Autre point avantageux en Algérie, toutes ces initiatives de grands groupes algériens dans les télécoms, l’énergie ou l’aérien qui traduisent “un vrai intérêt pour l’intelligence artificielle”, poursuit le co-fondateur de Datategy qui ambitionne de devenir leader de l’IA dans le monde.
« En Algérie, l’objectif principal est de constituer un centre d’excellence dans l’intelligence artificielle », souligne-t-il.
L’ambition de Datategy c’est d’abord de continuer à développer l’activité en Algérie, ce qui va lui permettre de former et de recruter, tout en créant des liens entre ses équipes à l’étranger et ses employés en Algérie.
“Je pense que c’est un cercle vertueux qui permet à tout le monde d’avancer”, estime Mehdi Chouiten. C’est précisément là l’un des rôles de la diaspora algérienne.
“Accumuler ailleurs de la compétence, un savoir-faire et des réseaux qu’on utilise pour développer un certain nombre de choses en Algérie”, résume l’informaticien.
« Sans toutefois avoir cette casquette de donneur de leçon” et sans prétendre qu’ « on a la connaissance en France et on vient l’apporter en Algérie », tient-il à préciser.
« On n’est pas du tout dans ce mindset. On est plutôt dans un mindset où il y a un certain nombre d’opportunités en Algérie, et pour les développer, il faut capitaliser sur les connaissances qui existent en Algérie. Il y a des ingénieurs très compétents en Algérie, la plupart d’entre eux arrivent très facilement à trouver des emplois à l’étranger, donc il n’y a pas de déficit de compétence”, explique-t-il.

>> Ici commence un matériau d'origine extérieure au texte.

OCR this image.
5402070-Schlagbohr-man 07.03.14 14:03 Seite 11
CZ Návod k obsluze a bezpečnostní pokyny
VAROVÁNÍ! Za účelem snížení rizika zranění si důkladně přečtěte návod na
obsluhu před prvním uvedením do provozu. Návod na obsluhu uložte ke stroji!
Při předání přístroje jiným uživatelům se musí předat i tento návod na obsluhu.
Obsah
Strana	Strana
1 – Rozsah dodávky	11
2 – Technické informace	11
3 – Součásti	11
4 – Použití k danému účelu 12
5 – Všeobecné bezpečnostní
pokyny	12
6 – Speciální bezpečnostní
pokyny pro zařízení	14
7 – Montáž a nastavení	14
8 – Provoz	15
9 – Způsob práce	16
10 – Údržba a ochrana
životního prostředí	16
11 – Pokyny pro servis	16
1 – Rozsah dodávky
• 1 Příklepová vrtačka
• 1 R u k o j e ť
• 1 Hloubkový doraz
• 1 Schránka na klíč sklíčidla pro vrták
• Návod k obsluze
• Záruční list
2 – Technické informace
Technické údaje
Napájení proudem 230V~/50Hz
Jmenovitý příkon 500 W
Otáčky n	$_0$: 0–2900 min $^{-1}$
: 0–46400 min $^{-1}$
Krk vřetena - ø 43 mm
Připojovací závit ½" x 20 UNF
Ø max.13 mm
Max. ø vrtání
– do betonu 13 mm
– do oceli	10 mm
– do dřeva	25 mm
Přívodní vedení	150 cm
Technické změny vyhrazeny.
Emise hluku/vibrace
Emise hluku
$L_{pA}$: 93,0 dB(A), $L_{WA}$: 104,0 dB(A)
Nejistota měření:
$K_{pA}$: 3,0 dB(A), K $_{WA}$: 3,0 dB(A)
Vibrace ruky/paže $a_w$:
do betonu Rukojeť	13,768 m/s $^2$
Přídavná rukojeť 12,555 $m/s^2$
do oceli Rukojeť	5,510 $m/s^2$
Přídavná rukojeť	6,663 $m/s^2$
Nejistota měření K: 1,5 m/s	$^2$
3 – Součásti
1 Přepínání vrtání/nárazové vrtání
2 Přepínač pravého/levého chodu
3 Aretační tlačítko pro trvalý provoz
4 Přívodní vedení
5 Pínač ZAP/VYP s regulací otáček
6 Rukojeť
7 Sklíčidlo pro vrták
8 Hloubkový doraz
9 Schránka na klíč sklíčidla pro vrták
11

L’IA et les enjeux de souveraineté pour l’Algérie
“On ramène à la fois cette capacité à financer et cette capacité à organiser une activité dans l’intelligence artificielle qui est un domaine relativement nouveau partout dans le monde et de manière plus pertinente en Algérie”, insiste Mehdi Chouiter.
S’ils tentent de faire des choses en Algérie, l’informaticien et son équipe essaient aussi de faire de même pour la diaspora à l’étranger, notamment en France.
“On accueille par exemple dans nos bureaux un certain nombre d’événements du Crea (Conseil du renouveau économique algérien) et on essaie de coordonner un certain nombre d’actions similaires. Il y a un lien permanent avec l’Algérie, avec les talents algériens, qu’ils soient dans les entreprises, les universités ou d’autres organismes”, révèle-t-il.
Modestement, Mehdi Chouiten n’est pas avare non plus en conseils pour les jeunes qui ont “une grande volonté de bien faire”. C’est d’abord de “savoir canaliser cette énergie”, “avoir des objectifs et un plan pour les atteindre”, “être ouverts d’esprit” et aller “explorer des choses ailleurs quitte à revenir en Algérie”.
“ La preuve, moi, j’ai passé une bonne partie de mon parcours à l’étranger et je me retrouve à passer pas mal de temps en Algérie parce qu’il y a beaucoup de choses à faire et de nombreuses opportunités à saisir”, dit-il.
Mehdi Chouiten explique ensuite tout l’intérêt que l’Algérie a à développer l’intelligence artificielle, qui est un domaine très lié aux données.
“Qui dit données, dit souveraineté. On va manipuler des données sensibles dans le secteur de l’énergie, de la santé, de la défense, etc. Il faut avoir des solutions algériennes pour traiter des données et prendre des décisions grâce à l’intelligence artificielle”, explique le co-fondateur de Datategy. “Avoir des solutions qui sont maîtrisables pour le pays est un enjeu central”, insiste-t-il.
Les grandes puissances ont déjà pris conscience que l’intelligence artificielle est quelque chose de “stratégique”. Il faut donc à la fois financer ce secteur et inciter les grands groupes à “adopter l’intelligence artificielle avec des règles et des méthodologies qui sont adaptées au pays”, suggère-t-il.